The Apostle Paul draws on his rabbinical learning to provide a mystical interpretation of the Exodus and the Israelites’ sojourn in the desert. The signs he mentions are the luminous pillar of cloud to guide the people, the parting of the sea to allow the Israelites to escape the pursuing Egyptian army, the manna God provided to feed the multitude, and the water from the rock to keep them alive in the desert.
An important point to be aware of is the correspondence of the Exodus events with the sacraments of the Church. Paul says that the patriarchs were “our fathers,” the ancestors and forerunners of Christians as well as of Jews, indicating the continuity of the ancient faith. In the same way, the events of the Exodus are types of the Christian sacraments: The cloud = the Holy Spirit; the sea= baptism; baptized into Moses = baptized into Christ; the manna = the Eucharist; the water from the rock = spiritual drink, the Eucharist or the Holy Spirit; the rock as the source of water = Christ as the rock, the source of the Holy Spirit. – Catholic Commentary on Sacred Scripture
Paul urges the Corinthians to learn from the mistakes of Israel. Although the Israelites received blessings comparable to Baptism (Red Sea) and the Eucharist (manna and water), they perished for experimenting with idolatry. With this in mind, the Corinthians, who have received superior blessings in the sacraments, must guard against presumption and over-confidence in the face of anything connected with idolatry (e.g., idol foods, 1 Corinthians 8:10). Paul intensifies this warning by stressing how all the Israelites were delivered from bondage (10:1-4) and yet most of them were destroyed in God’s wrath for serving other gods (10:5). – Ignatius Catholic Study Bible
This results in a warning and instruction for us today. None of the original Hebrews who left Egypt was allowed to enter the Promised Land except the three men whom God deemed worthy by their perseverance in faith.

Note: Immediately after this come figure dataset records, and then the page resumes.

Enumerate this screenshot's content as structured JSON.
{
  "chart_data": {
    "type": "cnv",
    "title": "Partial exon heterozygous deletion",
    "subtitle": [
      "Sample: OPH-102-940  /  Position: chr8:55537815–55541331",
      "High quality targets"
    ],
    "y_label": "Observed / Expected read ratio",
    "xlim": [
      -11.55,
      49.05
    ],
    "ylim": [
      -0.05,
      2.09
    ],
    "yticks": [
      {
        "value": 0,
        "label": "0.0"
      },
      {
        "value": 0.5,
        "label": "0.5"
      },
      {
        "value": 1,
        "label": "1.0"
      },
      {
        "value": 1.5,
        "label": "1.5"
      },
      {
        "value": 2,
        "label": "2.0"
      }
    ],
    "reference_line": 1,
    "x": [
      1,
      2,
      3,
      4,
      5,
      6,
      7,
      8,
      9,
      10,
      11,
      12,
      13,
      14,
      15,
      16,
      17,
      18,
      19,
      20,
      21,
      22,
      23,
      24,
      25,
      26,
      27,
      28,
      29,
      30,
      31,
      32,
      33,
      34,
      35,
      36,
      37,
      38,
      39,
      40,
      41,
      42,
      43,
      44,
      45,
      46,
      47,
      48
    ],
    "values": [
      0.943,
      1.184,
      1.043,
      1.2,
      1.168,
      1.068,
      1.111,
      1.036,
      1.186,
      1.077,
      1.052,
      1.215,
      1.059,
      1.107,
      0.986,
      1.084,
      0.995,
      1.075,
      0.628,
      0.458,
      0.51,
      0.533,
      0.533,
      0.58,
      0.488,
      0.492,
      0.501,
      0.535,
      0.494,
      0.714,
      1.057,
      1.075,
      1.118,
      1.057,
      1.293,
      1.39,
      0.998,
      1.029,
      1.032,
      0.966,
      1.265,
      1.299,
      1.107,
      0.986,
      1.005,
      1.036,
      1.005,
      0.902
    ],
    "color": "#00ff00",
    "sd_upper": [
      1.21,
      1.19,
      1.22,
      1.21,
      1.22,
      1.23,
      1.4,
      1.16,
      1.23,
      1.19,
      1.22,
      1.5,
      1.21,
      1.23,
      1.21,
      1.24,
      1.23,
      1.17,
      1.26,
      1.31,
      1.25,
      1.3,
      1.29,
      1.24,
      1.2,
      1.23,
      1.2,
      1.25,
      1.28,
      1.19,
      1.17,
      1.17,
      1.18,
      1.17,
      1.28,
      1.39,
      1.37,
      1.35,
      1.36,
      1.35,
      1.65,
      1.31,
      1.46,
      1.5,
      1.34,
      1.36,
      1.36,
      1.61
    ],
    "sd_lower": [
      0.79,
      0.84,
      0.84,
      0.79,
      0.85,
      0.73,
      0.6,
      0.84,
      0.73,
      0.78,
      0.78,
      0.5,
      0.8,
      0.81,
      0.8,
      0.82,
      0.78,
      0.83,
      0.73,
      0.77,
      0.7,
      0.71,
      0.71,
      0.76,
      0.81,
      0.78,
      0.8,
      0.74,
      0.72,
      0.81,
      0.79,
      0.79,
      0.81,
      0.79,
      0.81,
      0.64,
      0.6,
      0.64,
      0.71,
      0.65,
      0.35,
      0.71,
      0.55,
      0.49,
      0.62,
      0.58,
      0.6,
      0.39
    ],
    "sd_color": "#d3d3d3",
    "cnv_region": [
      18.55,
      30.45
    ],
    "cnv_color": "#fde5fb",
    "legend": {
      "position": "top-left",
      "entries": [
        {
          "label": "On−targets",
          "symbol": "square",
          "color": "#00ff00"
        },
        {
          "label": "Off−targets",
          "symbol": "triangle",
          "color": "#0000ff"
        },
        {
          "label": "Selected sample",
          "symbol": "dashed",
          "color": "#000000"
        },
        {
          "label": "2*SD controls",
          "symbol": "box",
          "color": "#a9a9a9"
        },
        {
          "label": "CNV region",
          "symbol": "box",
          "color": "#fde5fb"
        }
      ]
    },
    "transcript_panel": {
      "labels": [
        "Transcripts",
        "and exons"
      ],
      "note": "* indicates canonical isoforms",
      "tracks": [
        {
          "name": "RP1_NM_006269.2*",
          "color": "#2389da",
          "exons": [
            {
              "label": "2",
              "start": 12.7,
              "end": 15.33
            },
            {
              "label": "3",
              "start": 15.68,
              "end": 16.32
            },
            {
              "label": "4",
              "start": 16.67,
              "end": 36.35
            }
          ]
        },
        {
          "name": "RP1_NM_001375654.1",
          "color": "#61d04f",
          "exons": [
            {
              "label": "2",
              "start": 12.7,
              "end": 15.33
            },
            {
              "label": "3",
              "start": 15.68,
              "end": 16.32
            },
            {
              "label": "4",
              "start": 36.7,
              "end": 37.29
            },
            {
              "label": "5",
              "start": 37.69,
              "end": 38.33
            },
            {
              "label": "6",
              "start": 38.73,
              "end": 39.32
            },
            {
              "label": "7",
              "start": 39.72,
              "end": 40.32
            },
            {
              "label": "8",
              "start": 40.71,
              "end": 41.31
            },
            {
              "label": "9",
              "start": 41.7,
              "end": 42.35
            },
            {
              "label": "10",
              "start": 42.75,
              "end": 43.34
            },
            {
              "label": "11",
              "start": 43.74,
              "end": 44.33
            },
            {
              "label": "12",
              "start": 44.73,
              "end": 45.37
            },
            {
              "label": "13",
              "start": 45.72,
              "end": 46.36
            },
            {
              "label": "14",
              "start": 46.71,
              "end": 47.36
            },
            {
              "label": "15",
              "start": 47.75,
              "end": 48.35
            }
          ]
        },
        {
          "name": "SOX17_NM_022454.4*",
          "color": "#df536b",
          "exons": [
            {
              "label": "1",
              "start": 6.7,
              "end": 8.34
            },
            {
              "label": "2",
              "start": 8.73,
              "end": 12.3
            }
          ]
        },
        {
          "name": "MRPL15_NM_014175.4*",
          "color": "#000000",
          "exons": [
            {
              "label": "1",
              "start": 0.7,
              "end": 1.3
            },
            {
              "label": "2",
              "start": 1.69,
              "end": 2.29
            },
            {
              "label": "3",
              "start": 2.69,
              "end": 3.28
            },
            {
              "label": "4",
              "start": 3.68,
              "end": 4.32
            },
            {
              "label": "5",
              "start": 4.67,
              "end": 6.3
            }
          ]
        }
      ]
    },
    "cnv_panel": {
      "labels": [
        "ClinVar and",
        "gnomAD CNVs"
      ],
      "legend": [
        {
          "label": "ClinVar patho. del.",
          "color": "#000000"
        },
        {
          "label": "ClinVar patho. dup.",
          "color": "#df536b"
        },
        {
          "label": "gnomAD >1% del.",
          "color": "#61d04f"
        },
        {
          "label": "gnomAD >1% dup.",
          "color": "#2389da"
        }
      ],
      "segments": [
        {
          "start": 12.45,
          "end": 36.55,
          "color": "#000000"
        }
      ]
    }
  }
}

warnings: Or, “types”. The dangers and judgments that Israel experienced between the Red Sea and the Promised Land show us that the Christian life is a probationary period of testing that stretches between our Baptism and our final salvation. Unless we fight the temptations that badger us along the way, we will fail to reach our heavenly homeland, just as many of the Exodus generation perished without crossing over into Canaan. The premise behind this Exodus typology is that the Church relives the experiences of Israel at a spiritual level (Catechism of the Catholic Church 128–30, 1094).
for our instruction: The Old Testament remains a source of spiritual teaching and encouragement even for New Testament believers (Romans 15:4). This is because both Testaments bear witness to a unified plan of salvation that began with creation, advanced through the history of Israel, and climaxed with the redeeming mission of the Messiah. – Ignatius Catholic Study Bible
Two episodes about the urgent need for repentance. Action, not mere “assent,” is what he requires.
Our Lord used current events in his teaching. The Galileans referred to here may be the same as mentioned in the Acts of the Apostles (5:37). The episode was fairly typical of the times Jesus lived in, with Pilate sternly suppressing any sign of civil unrest. – Navarre Bible Commentary
The fig tree which produces no fruit is a further example. God is patient, but if the tree does not bear fruit after a sufficient time of forbearance, he will have it cut down, as Jesus’ forerunner, John the Baptist, had said: “Every tree that does not produce good fruit will be cut down and thrown into the fire” (Luke 3:9). Isn’t this the fundamental reason why the Church established the penitential seasons of Advent and Lent: to urge us to do penance for our sins, that we may be saved?